To many of you, this may seem obvious. I’m not writing to you. Or maybe you folks can just read along and nod sagely.

HtDP takes this small and very lovely thing—recursive traversals over inductively defined data—and shows how it covers a huge piece of real estate. Really, if students could just understand how to write this class of programs effectively, they would have a vastly easier time with much of the rest of their programming careers, to say nothing of the remainder of their undergraduate tenure. Throw a few twists in there—a bit of mutation for efficiency, some memoization, some dynamic programming—and you’re pretty much done with the programming part of your first four years.

The sad thing is that many, many students make it through an entire four-year curriculum without ever really figuring out how to write a simple recursive traversal of an inductively defined data structure. This makes professors sad.

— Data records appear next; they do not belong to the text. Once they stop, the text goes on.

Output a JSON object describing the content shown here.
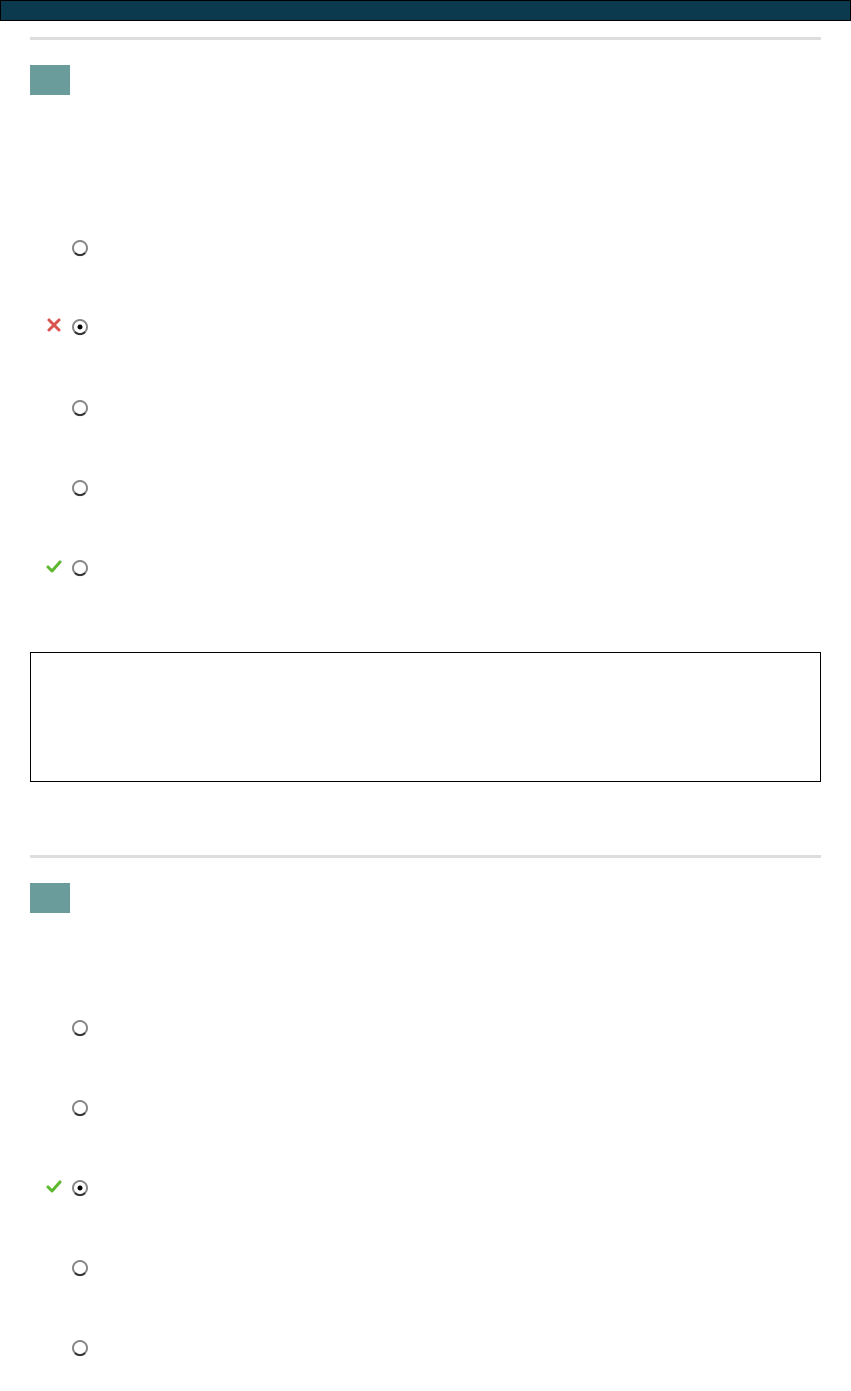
{
  "colors": {
    "topbar": "#0b3a4f",
    "qnum_bg": "#6a9c9c",
    "divider": "#dddddd",
    "wrong": "#d9534f",
    "correct": "#5cb82e"
  },
  "questions": [
    {
      "number": "",
      "text": "",
      "options": [
        {
          "label": "",
          "selected": false,
          "mark": "none"
        },
        {
          "label": "",
          "selected": true,
          "mark": "wrong"
        },
        {
          "label": "",
          "selected": false,
          "mark": "none"
        },
        {
          "label": "",
          "selected": false,
          "mark": "none"
        },
        {
          "label": "",
          "selected": false,
          "mark": "correct"
        }
      ],
      "feedback": ""
    },
    {
      "number": "",
      "text": "",
      "options": [
        {
          "label": "",
          "selected": false,
          "mark": "none"
        },
        {
          "label": "",
          "selected": false,
          "mark": "none"
        },
        {
          "label": "",
          "selected": true,
          "mark": "correct"
        },
        {
          "label": "",
          "selected": false,
          "mark": "none"
        },
        {
          "label": "",
          "selected": false,
          "mark": "none"
        }
      ]
    }
  ]
}
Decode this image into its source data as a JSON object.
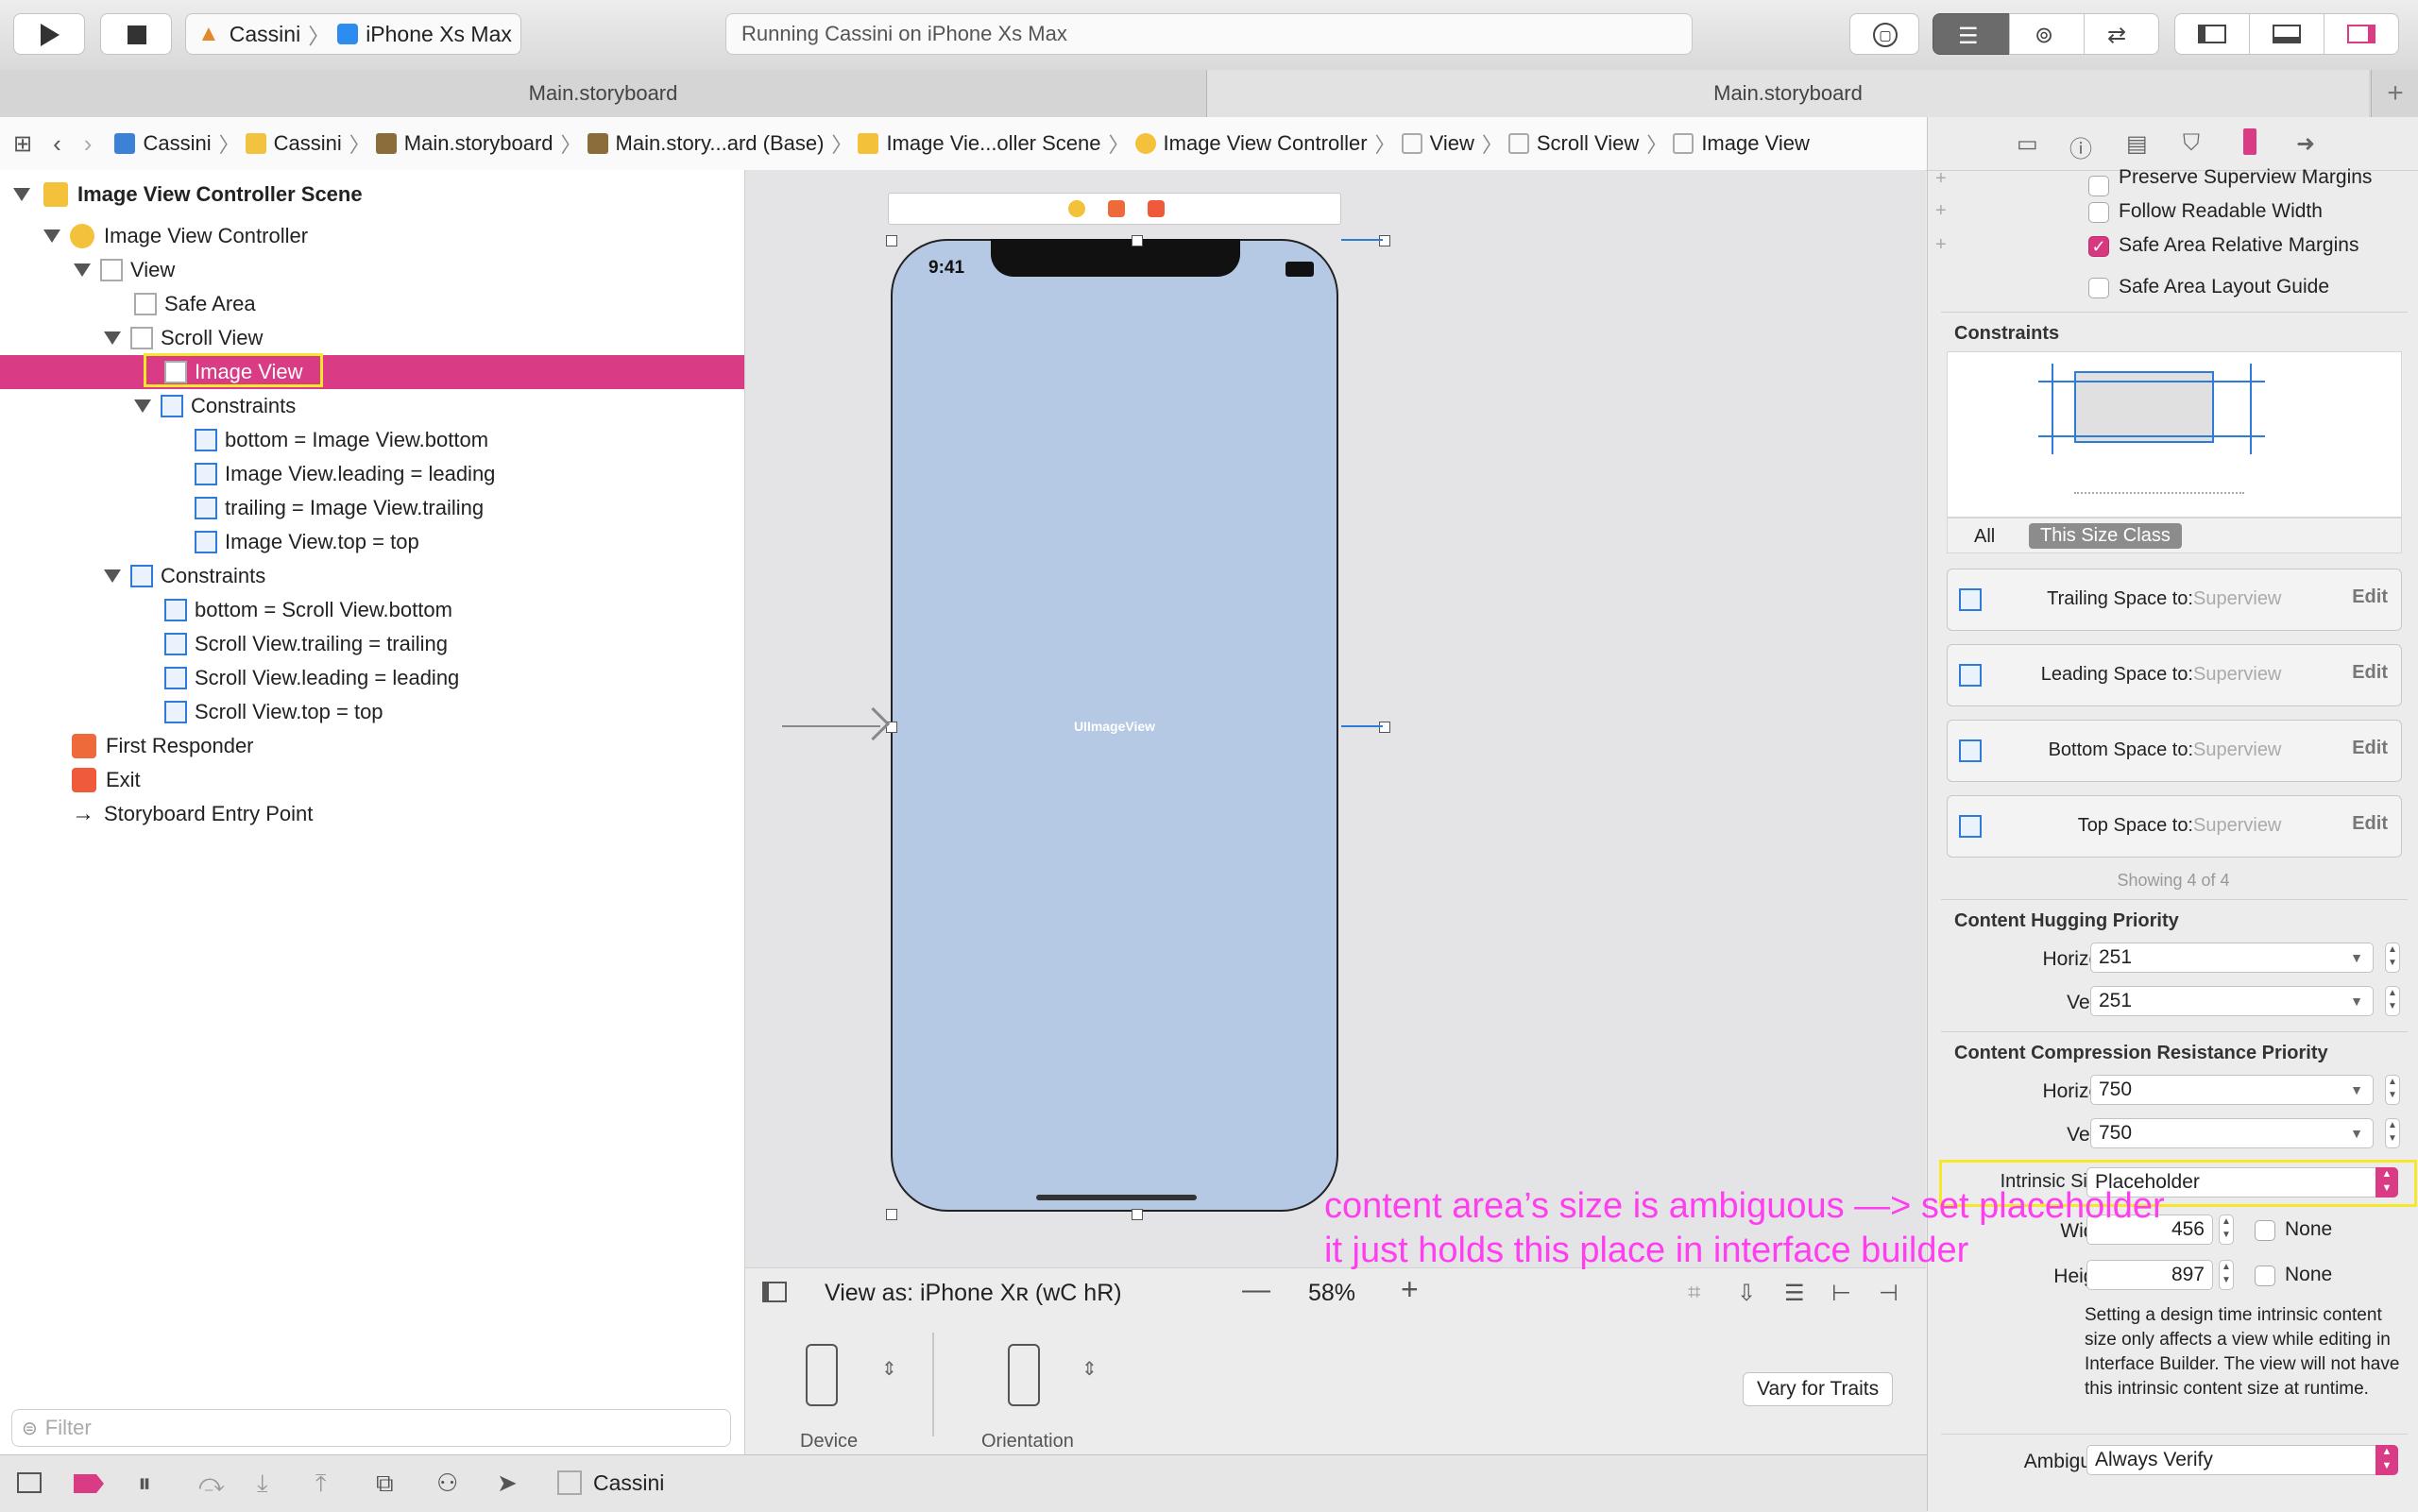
{
  "toolbar": {
    "scheme_project": "Cassini",
    "scheme_device": "iPhone Xs Max",
    "status": "Running Cassini on iPhone Xs Max"
  },
  "tabs": [
    "Main.storyboard",
    "Main.storyboard"
  ],
  "jumpbar": [
    "Cassini",
    "Cassini",
    "Main.storyboard",
    "Main.story...ard (Base)",
    "Image Vie...oller Scene",
    "Image View Controller",
    "View",
    "Scroll View",
    "Image View"
  ],
  "outline": {
    "scene": "Image View Controller Scene",
    "controller": "Image View Controller",
    "view": "View",
    "safe_area": "Safe Area",
    "scroll_view": "Scroll View",
    "image_view": "Image View",
    "constraints_label": "Constraints",
    "iv_constraints": [
      "bottom = Image View.bottom",
      "Image View.leading = leading",
      "trailing = Image View.trailing",
      "Image View.top = top"
    ],
    "sv_constraints": [
      "bottom = Scroll View.bottom",
      "Scroll View.trailing = trailing",
      "Scroll View.leading = leading",
      "Scroll View.top = top"
    ],
    "first_responder": "First Responder",
    "exit": "Exit",
    "entry_point": "Storyboard Entry Point",
    "filter_placeholder": "Filter"
  },
  "canvas": {
    "time": "9:41",
    "image_view_label": "UIImageView",
    "view_as": "View as: iPhone Xʀ (wC hR)",
    "zoom": "58%",
    "device_label": "Device",
    "orientation_label": "Orientation",
    "vary_button": "Vary for Traits"
  },
  "inspector": {
    "checkbox_preserve": "Preserve Superview Margins",
    "checkbox_readable": "Follow Readable Width",
    "checkbox_safe_margins": "Safe Area Relative Margins",
    "checkbox_safe_guide": "Safe Area Layout Guide",
    "constraints_header": "Constraints",
    "filter_all": "All",
    "filter_size_class": "This Size Class",
    "constraint_rows": [
      {
        "label": "Trailing Space to:",
        "target": "Superview",
        "edit": "Edit"
      },
      {
        "label": "Leading Space to:",
        "target": "Superview",
        "edit": "Edit"
      },
      {
        "label": "Bottom Space to:",
        "target": "Superview",
        "edit": "Edit"
      },
      {
        "label": "Top Space to:",
        "target": "Superview",
        "edit": "Edit"
      }
    ],
    "showing": "Showing 4 of 4",
    "hugging_header": "Content Hugging Priority",
    "hugging_h_label": "Horizontal",
    "hugging_h": "251",
    "hugging_v_label": "Vertical",
    "hugging_v": "251",
    "compression_header": "Content Compression Resistance Priority",
    "compression_h_label": "Horizontal",
    "compression_h": "750",
    "compression_v_label": "Vertical",
    "compression_v": "750",
    "intrinsic_label": "Intrinsic Size",
    "intrinsic_value": "Placeholder",
    "width_label": "Width",
    "width_value": "456",
    "height_label": "Height",
    "height_value": "897",
    "none_label": "None",
    "note": "Setting a design time intrinsic content size only affects a view while editing in Interface Builder. The view will not have this intrinsic content size at runtime.",
    "ambiguity_label": "Ambiguity",
    "ambiguity_value": "Always Verify"
  },
  "bottombar": {
    "target": "Cassini"
  },
  "annotation": {
    "line1": "content area’s size is ambiguous —> set placeholder",
    "line2": "it just holds this place in interface builder"
  },
  "colors": {
    "selection": "#d93b84",
    "highlight_box": "#f5e72a",
    "annotation": "#ff3ef0",
    "phone_fill": "#b5c9e4"
  }
}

Among the Very Simple applications of this nice idea is that of “indexes.” That is, the natural numbers can be regarded as an inductively defined set, where a natural number is either 0 or the successor of a natural number. This allows you to regard any kind of indexing loop as simply a special case of … a recursive traversal of an inductively defined data structure.

So here’s the problem: in September, you face a bunch of bright-eyed, enthusiastic, deeply forgiving first-year college students. And you give them the recursive traversal of the inductively defined data structure. A very small number of them get it, and they’re off to the races. The rest of them struggle, and struggle, and finally get their teammates to help them write the code, and really wish they’d taken some other class.

NB: the rest of this makes less sense… even to me. Not finished.

However, another big part of the problem is … well, monads are like burritos.

Let me take a step back.

The notion of repeated action is a visceral and easily-understood one. Here’s what I mean. “A human can multiply a pair of 32-bit integers in about a minute. A computer can multiply 32-bit integers at a rate of several billion per second, or about a hundred billion times as fast as a person.” That’s an easily-understood claim: we understand what it means to the same thing a whole bunch of times really fast.

So, when I write

for i=[1..100] multiply_two_numbers();

It’s pretty easy to understand that I’m doing something one hundred times.